The most impressive sight was 15 minutes walk down hill where we found people sat behind blow holes. These work by water pushing air back into a cave until the compression forces the air back out. Usually this is back out the way the waves went in. These holes were high above the sea and above the caves. Because of the heavy seas the holes were really performing and as the wind took the spray from right to left, many yards over the rocks, we had a close grandstand view. The only damper on the walk back up the hill was the rain during the last 4 minutes.

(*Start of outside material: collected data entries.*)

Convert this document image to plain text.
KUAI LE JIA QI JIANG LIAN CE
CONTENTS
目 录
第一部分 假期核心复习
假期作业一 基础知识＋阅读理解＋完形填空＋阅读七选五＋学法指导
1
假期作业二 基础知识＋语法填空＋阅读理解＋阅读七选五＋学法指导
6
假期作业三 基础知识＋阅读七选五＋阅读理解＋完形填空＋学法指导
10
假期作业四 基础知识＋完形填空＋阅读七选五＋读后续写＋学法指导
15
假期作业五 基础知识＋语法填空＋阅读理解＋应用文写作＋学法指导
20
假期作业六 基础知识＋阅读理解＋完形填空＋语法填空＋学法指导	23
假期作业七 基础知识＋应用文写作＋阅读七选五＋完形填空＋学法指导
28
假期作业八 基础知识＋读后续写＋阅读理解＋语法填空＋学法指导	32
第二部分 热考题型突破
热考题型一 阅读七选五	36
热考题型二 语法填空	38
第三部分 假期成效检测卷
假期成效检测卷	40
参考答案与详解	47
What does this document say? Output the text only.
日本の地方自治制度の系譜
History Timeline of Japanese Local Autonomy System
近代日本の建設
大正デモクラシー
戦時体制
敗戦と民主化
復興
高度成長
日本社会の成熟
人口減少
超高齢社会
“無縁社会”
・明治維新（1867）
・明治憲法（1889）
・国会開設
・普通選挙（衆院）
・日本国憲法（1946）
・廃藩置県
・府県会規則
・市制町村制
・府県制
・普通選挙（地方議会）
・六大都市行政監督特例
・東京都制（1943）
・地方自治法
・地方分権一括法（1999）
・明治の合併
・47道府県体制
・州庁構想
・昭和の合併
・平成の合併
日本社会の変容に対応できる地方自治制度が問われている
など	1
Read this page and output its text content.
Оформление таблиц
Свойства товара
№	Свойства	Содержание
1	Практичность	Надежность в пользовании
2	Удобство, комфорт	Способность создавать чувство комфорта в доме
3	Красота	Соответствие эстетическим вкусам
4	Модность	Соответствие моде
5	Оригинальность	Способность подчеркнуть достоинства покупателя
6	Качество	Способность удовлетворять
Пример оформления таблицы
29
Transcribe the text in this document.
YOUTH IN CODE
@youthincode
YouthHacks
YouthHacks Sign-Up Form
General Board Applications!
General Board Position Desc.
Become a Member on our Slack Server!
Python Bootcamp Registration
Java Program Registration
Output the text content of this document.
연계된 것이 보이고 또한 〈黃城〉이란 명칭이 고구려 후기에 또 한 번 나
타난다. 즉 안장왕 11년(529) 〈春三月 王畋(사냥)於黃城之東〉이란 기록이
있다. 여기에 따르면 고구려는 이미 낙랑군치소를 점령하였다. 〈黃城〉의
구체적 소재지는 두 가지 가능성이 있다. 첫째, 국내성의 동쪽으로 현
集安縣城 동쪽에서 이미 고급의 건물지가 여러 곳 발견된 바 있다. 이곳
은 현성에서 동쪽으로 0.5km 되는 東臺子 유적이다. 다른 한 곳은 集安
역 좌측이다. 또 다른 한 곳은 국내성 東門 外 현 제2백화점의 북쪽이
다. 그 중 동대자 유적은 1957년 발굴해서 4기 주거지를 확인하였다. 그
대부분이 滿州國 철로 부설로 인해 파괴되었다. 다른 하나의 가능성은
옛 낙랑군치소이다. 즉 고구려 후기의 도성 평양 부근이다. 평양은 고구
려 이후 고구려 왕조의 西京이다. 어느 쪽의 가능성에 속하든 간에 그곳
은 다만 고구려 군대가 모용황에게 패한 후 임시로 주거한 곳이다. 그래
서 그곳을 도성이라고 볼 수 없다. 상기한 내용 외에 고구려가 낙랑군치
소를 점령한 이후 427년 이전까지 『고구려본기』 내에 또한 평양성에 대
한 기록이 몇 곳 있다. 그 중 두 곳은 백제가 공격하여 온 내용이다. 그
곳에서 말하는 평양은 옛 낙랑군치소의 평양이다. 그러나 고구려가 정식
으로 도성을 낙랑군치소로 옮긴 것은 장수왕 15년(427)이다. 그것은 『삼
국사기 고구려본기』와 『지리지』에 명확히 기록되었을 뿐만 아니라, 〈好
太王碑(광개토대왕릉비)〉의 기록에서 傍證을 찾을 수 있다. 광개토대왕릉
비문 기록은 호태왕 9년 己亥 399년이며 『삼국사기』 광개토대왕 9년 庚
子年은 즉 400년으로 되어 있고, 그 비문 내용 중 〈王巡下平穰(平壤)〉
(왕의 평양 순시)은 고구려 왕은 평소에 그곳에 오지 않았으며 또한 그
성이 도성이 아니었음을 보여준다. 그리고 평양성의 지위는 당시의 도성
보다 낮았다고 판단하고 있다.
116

It was time to go back for our evening meal. We had enjoyed a very good day despite the weather which nearly caused us to put on pullovers over our short sleeved shirts.
Our third morning was spent at a 'Sandalwood' factory that provides oil for such products as 'Channel' and make a wide range of sandalwood and Emu Oil products of their own. They are now going into lipsticks and scents. We did not take advantage of booking a massage in the 'tribal dreaming' centre but after the tour we enjoyed the experience of 'The Cone, The Gong and The Bowl'. This took place in a Tee Pee shaped room and was designed for relaxation, with the gong in the centre being the main instrument to be used. The experience we were about to have was explained to us and we each chose a silk scarf laced with sandalwood scent to sniff at and make us relaxed; this we kept at the end of the session. Lying on our backs on the floor mats with our legs supported by a cushion, and the lights turned off, we listened to the sounds of the gong whilst gazing at the ceiling of small lights simulating stars.
The therapist talked in the beginning, and gonged, and I occasionally snored. She was very adept at hitting various notes on the gong and at one stage must have used a 'singing bowl' as the pamphlet says she does. A small gong is also used and this is passed over you whilst you lay relaxed; the sound waves can be felt on your person as this is done. The vibrations of this variety of gonging is said to connect to various organs on a cellular level and to be very beneficial. After a relaxing period at the end of the gong's use, we roused and spoke with the therapist on a 'how was it for you' basis.
On leaving we both admitted it had been a very good relaxing experience. Lunch had been consumed before we were gonged so we drifted along in the van to a distant beach by a river outlet and played three close games at boules. As I won for the first time I offered to be gonged more often but as Sylvia offered to keep hitting me with one I withdrew this suggestion.
When we arrived home, (home is where the site is), we walked towards the town and bought a 'bug net'. Several times we have driven through various sized swarms of flying insects, mostly locus. Australia needs rain but unfortunately the farmers are still not happy as due to it being summer, rain creates conditions which are favourable for locus to breed. Apparently there have been a few infestations of locus this summer. I expect to need the net to keep the bugs off the van radiator when we are moving north of Perth.
If you visit Albany during June to October you can watch whales with their babies. Albany has proved to be a good place to stay for a few days.